Understanding the genetic basis of human disease requires a comprehensive assessment of the full spectrum of human genetic variation. Genome structural variation, including larger deletions, insertions, and inversions (>50 bp), has been more difficult to characterize due to the association with repetitive DNA. The majority of structural variation, including common structural variants or SVs, has not yet been discovered using short-read whole-genome datasets and standard SV callers. Advances in sequencing technology over the last three years, however, have made the systematic discovery of this variation possible for the first time. This proposal focuses on the discovery, sequence resolution, and genotyping of the most complex and under-ascertained forms of human genetic variation, including multi-copy number variants (mCNVs), inversions, and intermediate- size insertions and deletions. We target a diversity panel of 34 human genomes and partition long-read single- molecule, real-time sequencing data using 10X linked reads and Strand-seq data in order to fully phase and sequence-resolve SVs on each human haplotype. Using these long-read sequence data, we further develop a computational graph-based approach to distinguish and assemble distinct copies underlying large mCNVs mapping to high-identity segmental duplications. Finally, we take advantage of the sequence structure, including breakpoints and sequence differences among the copies, to more accurately genotype these variants in a diversity panel of >2,800 human genomes where short-read whole-genome sequence data are already available. The work will develop new methods to characterize more complex forms of human genetic variation and provide fundamental insight into their diversity, mechanism of origin, and mutational properties. This research has the additional benefit that it will improve genome assembly, characterize new human genome sequence, identify a large class of missing genetic variation, and provide us with the ability to systematically explore this form of human genetic variation as part of disease-association studies.

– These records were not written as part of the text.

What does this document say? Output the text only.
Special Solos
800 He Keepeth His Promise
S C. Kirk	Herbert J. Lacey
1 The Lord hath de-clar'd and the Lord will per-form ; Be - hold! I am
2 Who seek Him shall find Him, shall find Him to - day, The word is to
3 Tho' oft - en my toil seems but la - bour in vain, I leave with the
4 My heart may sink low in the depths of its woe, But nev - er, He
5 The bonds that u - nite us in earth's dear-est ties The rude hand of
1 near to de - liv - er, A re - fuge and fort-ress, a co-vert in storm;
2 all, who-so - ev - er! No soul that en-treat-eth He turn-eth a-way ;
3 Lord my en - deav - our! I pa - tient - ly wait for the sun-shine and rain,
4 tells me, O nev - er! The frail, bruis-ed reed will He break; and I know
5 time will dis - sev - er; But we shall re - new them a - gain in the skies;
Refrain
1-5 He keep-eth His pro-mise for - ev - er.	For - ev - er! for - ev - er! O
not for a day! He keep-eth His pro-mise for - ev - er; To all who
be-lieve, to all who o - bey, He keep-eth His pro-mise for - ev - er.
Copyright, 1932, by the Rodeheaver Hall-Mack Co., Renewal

了解人类疾病的遗传基础需要对全谱进行全面评估 人类遗传变异。基因组结构变异，包括较大的缺失、插入和倒位 (>50 bp)，由于与重复 DNA 相关，因此更难以表征。大多数 尚未使用短读长发现结构变异，包括常见的结构变异或 SV 全基因组数据集和标准 SV 调用者。过去三年测序技术的进展 然而，多年来首次系统地发现了这种变异。这个提议 专注于最复杂和尚未确定的基因的发现、序列解析和基因分型 人类遗传变异的形式，包括多拷贝数变异（mCNV）、倒位和中间变异 插入和删除的大小。我们以 34 个人类基因组的多样性为目标，并对长读长的单片段进行分区 分子、实时测序数据，使用 10X 链接读取和 Strand-seq 数据，以便完全定相和 每个人类单倍型上的序列解析 SV。利用这些长读序列数据，我们进一步开发了 基于计算图的方法来区分和组装大型 mCNV 下的不同副本 映射到高同一性片段重复。最后，我们利用序列结构， 包括副本之间的断点和序列差异，以更准确地对这些变异进行基因分型 在超过 2,800 个人类基因组的多样性面板中，短读全基因组序列数据已经 可用的。这项工作将开发新方法来表征更复杂形式的人类遗传变异 并提供对其多样性、起源机制和突变特性的基本见解。这 研究还有额外的好处，它将改善基因组组装，表征新的人类基因组 序列，识别一大类缺失的遗传变异，并使我们能够系统地 作为疾病关联研究的一部分，探索这种形式的人类遗传变异。